Toute capacité de rédemption, en eux, est introuvable. Leur conscience est complètement anéantie, elle ne sert qu’à perpétuer l’arbitraire dans son attrait le plus immonde. Nous avons atteint le summum de la répression. Le peuple, rien que durant ce premier mandat de Tebboune, a déjà subi l’épreuve du feu et du sang, et ce que le feu et le sang ne détruisent pas, ils le renforcent.

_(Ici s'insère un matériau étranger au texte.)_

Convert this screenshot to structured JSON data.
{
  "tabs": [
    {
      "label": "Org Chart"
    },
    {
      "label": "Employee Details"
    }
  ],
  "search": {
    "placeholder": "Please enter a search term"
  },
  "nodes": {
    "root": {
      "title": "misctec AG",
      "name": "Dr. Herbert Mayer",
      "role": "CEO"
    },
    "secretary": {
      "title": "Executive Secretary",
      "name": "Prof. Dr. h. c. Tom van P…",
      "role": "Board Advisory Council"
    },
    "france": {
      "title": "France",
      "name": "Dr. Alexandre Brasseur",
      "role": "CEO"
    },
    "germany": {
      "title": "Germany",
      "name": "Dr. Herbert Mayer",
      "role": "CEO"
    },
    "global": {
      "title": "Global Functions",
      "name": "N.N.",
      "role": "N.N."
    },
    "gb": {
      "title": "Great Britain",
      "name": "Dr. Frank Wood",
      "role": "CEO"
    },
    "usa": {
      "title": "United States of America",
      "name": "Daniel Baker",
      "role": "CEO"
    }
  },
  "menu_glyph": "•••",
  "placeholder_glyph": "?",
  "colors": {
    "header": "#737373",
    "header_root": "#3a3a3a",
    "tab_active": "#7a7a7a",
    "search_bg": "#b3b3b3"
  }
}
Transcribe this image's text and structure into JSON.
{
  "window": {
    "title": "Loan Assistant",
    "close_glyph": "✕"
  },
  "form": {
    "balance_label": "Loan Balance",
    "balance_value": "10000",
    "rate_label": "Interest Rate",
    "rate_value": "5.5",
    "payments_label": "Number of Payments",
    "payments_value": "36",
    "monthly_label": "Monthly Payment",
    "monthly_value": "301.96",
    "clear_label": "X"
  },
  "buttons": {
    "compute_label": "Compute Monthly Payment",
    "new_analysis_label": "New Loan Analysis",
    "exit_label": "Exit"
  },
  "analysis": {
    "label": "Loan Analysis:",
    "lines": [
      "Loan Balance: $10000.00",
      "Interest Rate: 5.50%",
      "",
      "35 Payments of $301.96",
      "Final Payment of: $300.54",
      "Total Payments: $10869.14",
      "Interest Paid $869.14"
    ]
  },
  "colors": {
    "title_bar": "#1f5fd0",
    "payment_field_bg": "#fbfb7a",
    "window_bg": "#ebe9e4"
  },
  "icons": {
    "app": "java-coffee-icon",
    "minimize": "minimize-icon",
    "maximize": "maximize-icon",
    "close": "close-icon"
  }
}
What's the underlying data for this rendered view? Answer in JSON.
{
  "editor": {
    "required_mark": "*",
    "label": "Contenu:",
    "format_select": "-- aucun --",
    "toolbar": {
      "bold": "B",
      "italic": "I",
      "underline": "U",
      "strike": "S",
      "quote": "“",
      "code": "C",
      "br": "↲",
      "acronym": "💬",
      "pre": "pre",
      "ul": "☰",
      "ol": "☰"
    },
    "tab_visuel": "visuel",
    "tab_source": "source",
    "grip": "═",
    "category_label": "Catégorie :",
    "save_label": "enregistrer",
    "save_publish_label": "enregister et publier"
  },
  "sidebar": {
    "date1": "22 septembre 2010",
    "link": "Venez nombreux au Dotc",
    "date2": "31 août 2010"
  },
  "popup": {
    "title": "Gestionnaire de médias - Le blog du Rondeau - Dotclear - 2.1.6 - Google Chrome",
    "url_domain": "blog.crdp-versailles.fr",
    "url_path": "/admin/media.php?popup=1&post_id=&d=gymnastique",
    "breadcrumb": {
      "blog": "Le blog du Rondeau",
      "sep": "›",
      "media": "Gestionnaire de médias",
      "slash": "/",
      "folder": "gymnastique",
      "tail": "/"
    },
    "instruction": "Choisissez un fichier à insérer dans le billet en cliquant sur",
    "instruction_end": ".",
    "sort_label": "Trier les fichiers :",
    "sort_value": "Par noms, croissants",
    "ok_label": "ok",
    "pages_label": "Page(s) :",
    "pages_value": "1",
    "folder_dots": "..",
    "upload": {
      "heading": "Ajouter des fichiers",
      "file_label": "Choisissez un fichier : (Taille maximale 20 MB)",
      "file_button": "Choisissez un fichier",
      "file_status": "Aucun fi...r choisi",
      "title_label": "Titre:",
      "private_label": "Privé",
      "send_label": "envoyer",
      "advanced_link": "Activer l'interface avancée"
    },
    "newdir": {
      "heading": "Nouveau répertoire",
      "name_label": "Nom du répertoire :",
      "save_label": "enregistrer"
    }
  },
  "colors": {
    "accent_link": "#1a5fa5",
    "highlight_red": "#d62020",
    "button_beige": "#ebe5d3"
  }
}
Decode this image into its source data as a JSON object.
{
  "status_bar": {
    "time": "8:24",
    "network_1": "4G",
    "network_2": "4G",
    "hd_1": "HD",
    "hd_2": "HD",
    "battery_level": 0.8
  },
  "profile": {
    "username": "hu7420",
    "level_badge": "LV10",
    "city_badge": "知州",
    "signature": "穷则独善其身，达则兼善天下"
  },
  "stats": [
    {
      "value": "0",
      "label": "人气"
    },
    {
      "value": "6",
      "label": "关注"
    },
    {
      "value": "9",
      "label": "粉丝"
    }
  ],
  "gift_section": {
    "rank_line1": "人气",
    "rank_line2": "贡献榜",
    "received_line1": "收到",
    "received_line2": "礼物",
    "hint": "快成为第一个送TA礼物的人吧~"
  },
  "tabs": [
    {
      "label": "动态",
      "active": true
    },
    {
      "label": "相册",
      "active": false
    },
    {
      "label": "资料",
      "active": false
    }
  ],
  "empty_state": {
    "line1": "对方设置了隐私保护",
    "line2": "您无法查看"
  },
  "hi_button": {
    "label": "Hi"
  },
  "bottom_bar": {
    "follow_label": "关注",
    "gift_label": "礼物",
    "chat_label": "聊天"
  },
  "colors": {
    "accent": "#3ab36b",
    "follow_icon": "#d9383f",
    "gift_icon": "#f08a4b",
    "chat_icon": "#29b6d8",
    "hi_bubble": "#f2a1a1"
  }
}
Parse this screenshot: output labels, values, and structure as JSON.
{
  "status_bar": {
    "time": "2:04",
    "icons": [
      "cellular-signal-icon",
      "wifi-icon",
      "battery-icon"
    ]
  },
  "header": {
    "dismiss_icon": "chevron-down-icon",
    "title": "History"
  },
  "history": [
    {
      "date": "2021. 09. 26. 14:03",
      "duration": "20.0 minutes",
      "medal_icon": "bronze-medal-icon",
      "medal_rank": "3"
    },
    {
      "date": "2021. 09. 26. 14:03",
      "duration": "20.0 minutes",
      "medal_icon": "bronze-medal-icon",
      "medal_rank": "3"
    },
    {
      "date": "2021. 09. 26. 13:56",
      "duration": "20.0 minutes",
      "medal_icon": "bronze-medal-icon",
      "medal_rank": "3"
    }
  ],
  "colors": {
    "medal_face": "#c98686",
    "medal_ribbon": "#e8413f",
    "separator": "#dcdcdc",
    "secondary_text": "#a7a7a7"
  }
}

Après les quatre mandats insoutenables de Bouteflika, dans lesquels le pays n’est sorti de l’ombre que pour sombrer dans le tragique, on se demande si l’histoire ne se répète pas sous forme de farce, dans la « nouvelle Algérie » de Tebboune. Le servilisme journalistique, l’adulation, les marches au pas cadencé, les bonimenteurs et les caméléons qui changent de couleur sont devenus les nouveaux courtisans qui aspirent plus que tout à l’instrument de leur soumission.
Le destin ne nous envoie pas de hérauts, mais cette escalade dangereuse de la répression, tout ce qu’elle nous démontre en réalité, c’est que notre avenir sera semblable à notre passé, et que les exactions et violations des droits humains commis moult fois avec dédains et voracité, seront commises encore une fois avec indifférence et impunité.
Ces crimes que l’on essaie de taire resteront, pour eux et pour l’histoire du pays, l’emblème visible de leur conscience belliqueuse. La plus basse des œuvres est bien celle de l’amnésie des consciences qui donne à chaque crime commis sa monstrueuse progéniture. Et pourtant si ce n’est qu’une question d’amnésie, quelle ignominie de penser que l’amnistie peut faire taire leurs horreurs du passé.
C’est pour cette raison que la désobéissance civile est inéluctable, elle devient une nécessité humaine. À défaut de quoi, nous intégrerons le fait d’être dominés. Nous trouverons normal l’asservissement et nous finirons par admettre le mal comme une fatalité, voire comme une banalité. Les circonstances fabriquent l’homme, et en ces temps particulièrement tragiques, quatre années après la naissance du Hirak, avec plus de 300 détenus d’opinion dans les geôles de Tebboune, il nous faut inventer quelque chose qui n’existe pas encore.
L’histoire nous a appris que nos dirigeants, malgré la bassesse de leurs œuvres, ne sont jamais loin d’un mandat de trop, et nous, jamais aussi proches d’une révolte de plus.